Alternatively, when the precept being violated is to “draw electoral boundaries in such a way as to equalize the populations within the voting districts created,” the planner's action might be to try to ensure merely that no two populations differ by more than one percent. This behavior would be considered boundedly rational if the costs of computing an acceptable boundary configuration were to increase with the level of accuracy required because it would then be appropriate to tolerate small inequalities in district populations to save significant computational costs.

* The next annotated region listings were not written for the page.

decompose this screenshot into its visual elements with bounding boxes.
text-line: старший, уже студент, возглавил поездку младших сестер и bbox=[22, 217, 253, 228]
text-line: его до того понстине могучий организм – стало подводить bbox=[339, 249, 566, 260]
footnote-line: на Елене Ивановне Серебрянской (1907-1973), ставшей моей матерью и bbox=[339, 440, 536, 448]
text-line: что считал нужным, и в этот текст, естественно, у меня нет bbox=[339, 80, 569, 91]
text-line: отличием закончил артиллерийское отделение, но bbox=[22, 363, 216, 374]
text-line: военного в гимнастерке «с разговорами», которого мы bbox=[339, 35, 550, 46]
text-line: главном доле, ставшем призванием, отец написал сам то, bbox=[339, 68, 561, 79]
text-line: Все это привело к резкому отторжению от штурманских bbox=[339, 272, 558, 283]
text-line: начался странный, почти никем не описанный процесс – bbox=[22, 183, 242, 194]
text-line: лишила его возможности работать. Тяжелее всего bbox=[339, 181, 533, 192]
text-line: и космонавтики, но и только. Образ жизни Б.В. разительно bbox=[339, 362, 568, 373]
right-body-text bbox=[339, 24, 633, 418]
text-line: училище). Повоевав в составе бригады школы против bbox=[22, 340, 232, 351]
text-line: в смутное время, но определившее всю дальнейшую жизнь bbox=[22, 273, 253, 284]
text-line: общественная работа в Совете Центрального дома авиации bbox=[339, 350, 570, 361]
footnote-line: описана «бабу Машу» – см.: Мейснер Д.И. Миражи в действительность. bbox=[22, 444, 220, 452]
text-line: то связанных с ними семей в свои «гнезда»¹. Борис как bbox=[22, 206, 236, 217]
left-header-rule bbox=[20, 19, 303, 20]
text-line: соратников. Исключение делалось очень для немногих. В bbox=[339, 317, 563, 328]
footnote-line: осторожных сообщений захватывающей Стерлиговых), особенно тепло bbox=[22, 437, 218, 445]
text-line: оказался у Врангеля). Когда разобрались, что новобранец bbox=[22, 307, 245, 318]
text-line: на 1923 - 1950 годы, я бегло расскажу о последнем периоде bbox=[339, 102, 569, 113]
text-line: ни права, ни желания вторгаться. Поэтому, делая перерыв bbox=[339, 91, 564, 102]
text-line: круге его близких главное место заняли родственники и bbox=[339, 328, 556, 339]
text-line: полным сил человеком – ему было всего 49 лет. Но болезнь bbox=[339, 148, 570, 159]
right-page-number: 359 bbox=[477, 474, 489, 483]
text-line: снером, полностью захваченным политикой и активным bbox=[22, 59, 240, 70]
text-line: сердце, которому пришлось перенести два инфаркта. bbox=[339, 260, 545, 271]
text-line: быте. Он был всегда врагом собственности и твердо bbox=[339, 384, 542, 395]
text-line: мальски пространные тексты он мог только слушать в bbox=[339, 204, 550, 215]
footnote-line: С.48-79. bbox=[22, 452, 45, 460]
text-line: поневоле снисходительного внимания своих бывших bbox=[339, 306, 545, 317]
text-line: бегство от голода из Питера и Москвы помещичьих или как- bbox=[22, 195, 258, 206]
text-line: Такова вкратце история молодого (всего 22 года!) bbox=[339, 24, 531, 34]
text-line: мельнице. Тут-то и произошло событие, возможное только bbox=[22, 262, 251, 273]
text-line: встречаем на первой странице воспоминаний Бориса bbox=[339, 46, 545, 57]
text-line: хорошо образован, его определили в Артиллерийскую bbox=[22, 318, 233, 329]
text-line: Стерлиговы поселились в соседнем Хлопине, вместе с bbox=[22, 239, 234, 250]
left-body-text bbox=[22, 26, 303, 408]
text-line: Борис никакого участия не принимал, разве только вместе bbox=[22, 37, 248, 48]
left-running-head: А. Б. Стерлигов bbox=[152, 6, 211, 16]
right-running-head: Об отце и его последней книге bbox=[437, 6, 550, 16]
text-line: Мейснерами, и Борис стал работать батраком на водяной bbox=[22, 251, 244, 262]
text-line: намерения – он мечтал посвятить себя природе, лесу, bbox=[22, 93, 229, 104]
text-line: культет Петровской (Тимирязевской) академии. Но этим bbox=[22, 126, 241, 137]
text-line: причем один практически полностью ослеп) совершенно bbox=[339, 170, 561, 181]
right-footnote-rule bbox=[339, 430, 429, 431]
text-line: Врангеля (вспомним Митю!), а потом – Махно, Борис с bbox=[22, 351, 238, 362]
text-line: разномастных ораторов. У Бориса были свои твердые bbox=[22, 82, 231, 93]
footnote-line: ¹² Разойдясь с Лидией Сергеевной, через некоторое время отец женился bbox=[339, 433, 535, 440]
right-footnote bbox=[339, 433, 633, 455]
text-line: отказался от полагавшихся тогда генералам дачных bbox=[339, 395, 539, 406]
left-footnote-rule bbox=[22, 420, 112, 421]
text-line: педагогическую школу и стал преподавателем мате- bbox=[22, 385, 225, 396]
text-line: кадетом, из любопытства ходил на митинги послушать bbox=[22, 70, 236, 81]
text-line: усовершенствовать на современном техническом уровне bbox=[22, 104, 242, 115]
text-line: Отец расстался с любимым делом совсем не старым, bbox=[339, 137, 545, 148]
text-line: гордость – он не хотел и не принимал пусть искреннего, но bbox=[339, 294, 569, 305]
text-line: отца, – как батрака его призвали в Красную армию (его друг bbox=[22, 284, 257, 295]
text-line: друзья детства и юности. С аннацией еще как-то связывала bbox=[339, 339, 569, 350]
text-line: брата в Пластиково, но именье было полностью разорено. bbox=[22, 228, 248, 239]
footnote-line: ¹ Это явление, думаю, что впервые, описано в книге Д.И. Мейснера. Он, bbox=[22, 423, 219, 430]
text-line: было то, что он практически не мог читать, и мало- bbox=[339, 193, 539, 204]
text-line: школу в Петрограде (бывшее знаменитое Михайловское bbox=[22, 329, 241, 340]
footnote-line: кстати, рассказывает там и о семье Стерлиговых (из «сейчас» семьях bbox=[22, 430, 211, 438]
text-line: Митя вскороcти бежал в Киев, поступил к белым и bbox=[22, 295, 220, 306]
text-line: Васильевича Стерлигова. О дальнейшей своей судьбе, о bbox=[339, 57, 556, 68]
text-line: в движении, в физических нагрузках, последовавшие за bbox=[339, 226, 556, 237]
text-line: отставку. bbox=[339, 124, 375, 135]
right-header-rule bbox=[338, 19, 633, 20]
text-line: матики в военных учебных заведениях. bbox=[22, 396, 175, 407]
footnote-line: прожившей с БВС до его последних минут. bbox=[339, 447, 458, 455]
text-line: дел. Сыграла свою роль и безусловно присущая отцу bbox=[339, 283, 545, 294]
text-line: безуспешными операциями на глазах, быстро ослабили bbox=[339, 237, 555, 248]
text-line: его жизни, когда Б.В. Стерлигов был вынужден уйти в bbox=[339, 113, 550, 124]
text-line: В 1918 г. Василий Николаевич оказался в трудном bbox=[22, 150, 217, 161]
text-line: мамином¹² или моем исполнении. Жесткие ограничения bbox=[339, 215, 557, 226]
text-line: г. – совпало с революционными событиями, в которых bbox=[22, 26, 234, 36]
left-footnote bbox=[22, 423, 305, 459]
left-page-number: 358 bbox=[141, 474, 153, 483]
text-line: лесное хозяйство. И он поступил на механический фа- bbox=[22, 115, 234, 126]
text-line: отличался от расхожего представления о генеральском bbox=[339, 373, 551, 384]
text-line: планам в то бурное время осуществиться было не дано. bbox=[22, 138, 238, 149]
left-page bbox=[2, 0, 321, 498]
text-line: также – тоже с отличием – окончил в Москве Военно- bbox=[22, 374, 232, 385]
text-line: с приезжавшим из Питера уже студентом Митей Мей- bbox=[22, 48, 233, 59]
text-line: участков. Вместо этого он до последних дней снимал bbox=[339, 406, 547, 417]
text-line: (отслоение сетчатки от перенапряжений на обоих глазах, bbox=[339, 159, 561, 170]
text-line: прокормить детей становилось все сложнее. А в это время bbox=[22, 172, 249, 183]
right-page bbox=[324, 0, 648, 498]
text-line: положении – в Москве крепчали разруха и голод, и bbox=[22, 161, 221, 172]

In each of the two previous examples, an action that is undoubtedly suboptimal in a certain narrowly defined choice problem (among pairs of shoes or electoral partitions) can be “rationalized” by considering the totality of the decision-making environment. In the first case, purchasing a pair of shoes that is one-half size too large does not appear inappropriate given the consumer's time constraint and his or her ignorance of exactly where a better-fitting pair can be found. Similarly, creating voting districts with populations that are approximately but not exactly equal seems sensible given that improving the partitioning could be computationally expensive. This general phenomenon—that boundedly rational behavior can be made to look fully rational by broadening the scope of the choice problem to which it is seen as a response—has led some commentators to suggest that models of optimal decision making are adequate for social scientific purposes as long as the environment in which an agent chooses is always described “comprehensively.” But even if this is true in principle (which is by no means obvious), for the claim to have any practical significance, we must be willing both to declare a particular description of the agent's environment to be comprehensive and to commit to a new, more general rationality precept such as, in the electoral partition example, to “minimize one thousand times the maximum absolute difference between district populations in percentage terms minus the cost of computation in dollars.” If the planner fails to consistently obey any rule of this sort, or if repeated broadenings of scope are needed to preserve the appearance of optimal decision making, a good case can be made for restricting attention to the simple problem of creating voting districts (without reference to computational costs) and for imagining the planner to be boundedly rational.